Whenever I get invited to a baby shower, I
1) get excited about the imminent arrival of a new little person, then
2) get excited that I can make these pink and blue velvet butterfly cupcakes.
(Let’s just ignore the gender stereotyping here. Because CUPCAKES!)

They are based on a recipe from the Australian Women’s Weekly Cake Baking cookbook, which I’ve tweaked slightly.

125g butter
3 egg whites
1 tsp vanilla extract
1 cup caster sugar
1 1/3 cups plain flour
1/2 cup buttermilk
1 tsp bicarb soda
1 tsp vinegar
pink and blue food dye
raspberry and blueberry jam
icing sugar

Crushed raspberry and blueberry cream
1/2 cup thickened cream
1 tbsp icing sugar
1 tsp vanilla extract
1/4 cup frozen raspberries
1/4 cup frozen blueberries

Have butter and egg whites at room temperature.
Preheat oven to 180 degrees celsius. I use paper baking cups- or you can line muffin pans.
Combine chopped butter, egg whites, extract, caster sugar and buttermilk with an electric mixer.
Combine bicarb with vinegar in a separate bowl.

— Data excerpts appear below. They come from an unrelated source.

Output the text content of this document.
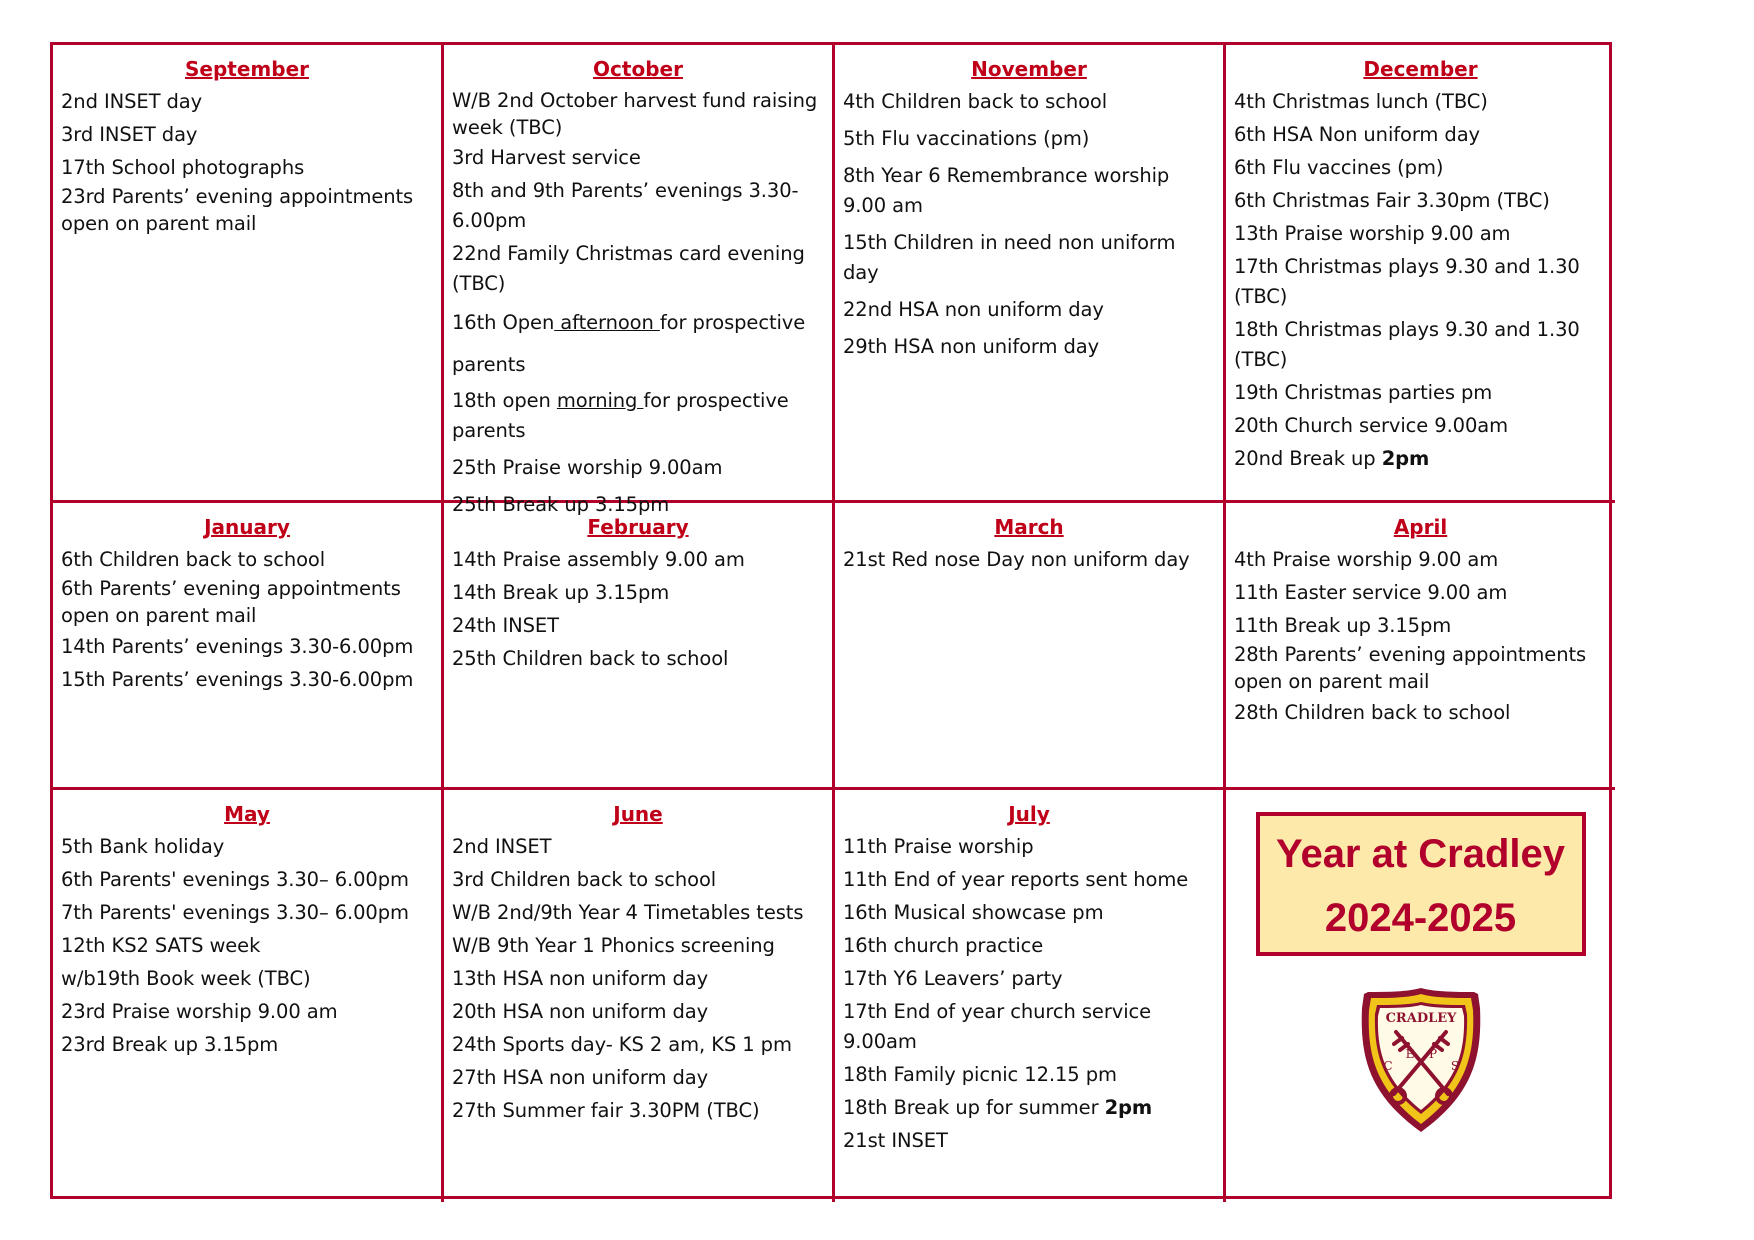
September
2nd INSET day
3rd INSET day
17th School photographs
23rd Parents’ evening appointments open on parent mail
October
W/B 2nd October harvest fund raising week (TBC)
3rd Harvest service
8th and 9th Parents’ evenings 3.30-6.00pm
22nd Family Christmas card evening (TBC)
16th Open afternoon for prospective parents
18th open morning for prospective parents
25th Praise worship 9.00am
25th Break up 3.15pm
November
4th Children back to school
5th Flu vaccinations (pm)
8th Year 6 Remembrance worship 9.00 am
15th Children in need non uniform day
22nd HSA non uniform day
29th HSA non uniform day
December
4th Christmas lunch (TBC)
6th HSA Non uniform day
6th Flu vaccines (pm)
6th Christmas Fair 3.30pm (TBC)
13th Praise worship 9.00 am
17th Christmas plays 9.30 and 1.30 (TBC)
18th Christmas plays 9.30 and 1.30 (TBC)
19th Christmas parties pm
20th Church service 9.00am
20nd Break up 2pm
January
6th Children back to school
6th Parents’ evening appointments open on parent mail
14th Parents’ evenings 3.30-6.00pm
15th Parents’ evenings 3.30-6.00pm
February
14th Praise assembly 9.00 am
14th Break up 3.15pm
24th INSET
25th Children back to school
March
21st Red nose Day non uniform day
April
4th Praise worship 9.00 am
11th Easter service 9.00 am
11th Break up 3.15pm
28th Parents’ evening appointments open on parent mail
28th Children back to school
May
5th Bank holiday
6th Parents' evenings 3.30– 6.00pm
7th Parents' evenings 3.30– 6.00pm
12th KS2 SATS week
w/b19th Book week (TBC)
23rd Praise worship 9.00 am
23rd Break up 3.15pm
June
2nd INSET
3rd Children back to school
W/B 2nd/9th Year 4 Timetables tests
W/B 9th Year 1 Phonics screening
13th HSA non uniform day
20th HSA non uniform day
24th Sports day- KS 2 am, KS 1 pm
27th HSA non uniform day
27th Summer fair 3.30PM (TBC)
July
11th Praise worship
11th End of year reports sent home
16th Musical showcase pm
16th church practice
17th Y6 Leavers’ party
17th End of year church service 9.00am
18th Family picnic 12.15 pm
18th Break up for summer 2pm
21st INSET
Year at Cradley
2024-2025
CRADLEY
C
E P
S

Stir until foamy.
Split bicarb vinegar mixture evenly into 2 bowls. Tint one bowl with pink food dye and other bowl with blue food dye.
Halve butter mixture. Add pink mixture to one bowl and blue mixture to the other.
Beat both mixtures on low until combined. Turn up to medium and beat until mixture turns a pale colour. Mixture will look slightly curdled.
Divide mixture into cases. Bake for about 20 minutes.
Once cooled, use a sharp knife to cut a small round from the top of each cupcake.
Cut round in half to make two wings.
Fill cavities in blue cupcakes with a dollop of blueberry jam and blueberry cream.
Fill cavities in pink cupcakes with a dollop of raspberry jam and raspberry cream.
Position wings on cake and dust with icing sugar.

Crushed raspberry cream
Beat cream, icing sugar and extract with electric blender until firm peaks form.
Split between 2 bowls evenly. Crush frozen raspberries with a fork and fold into one bowl of cream.
Repeat process with frozen blueberries and fold into other bowl of cream.

Cakes keep in airtight container in fridge for 2 days or in the freezer (without cream) for 1 month.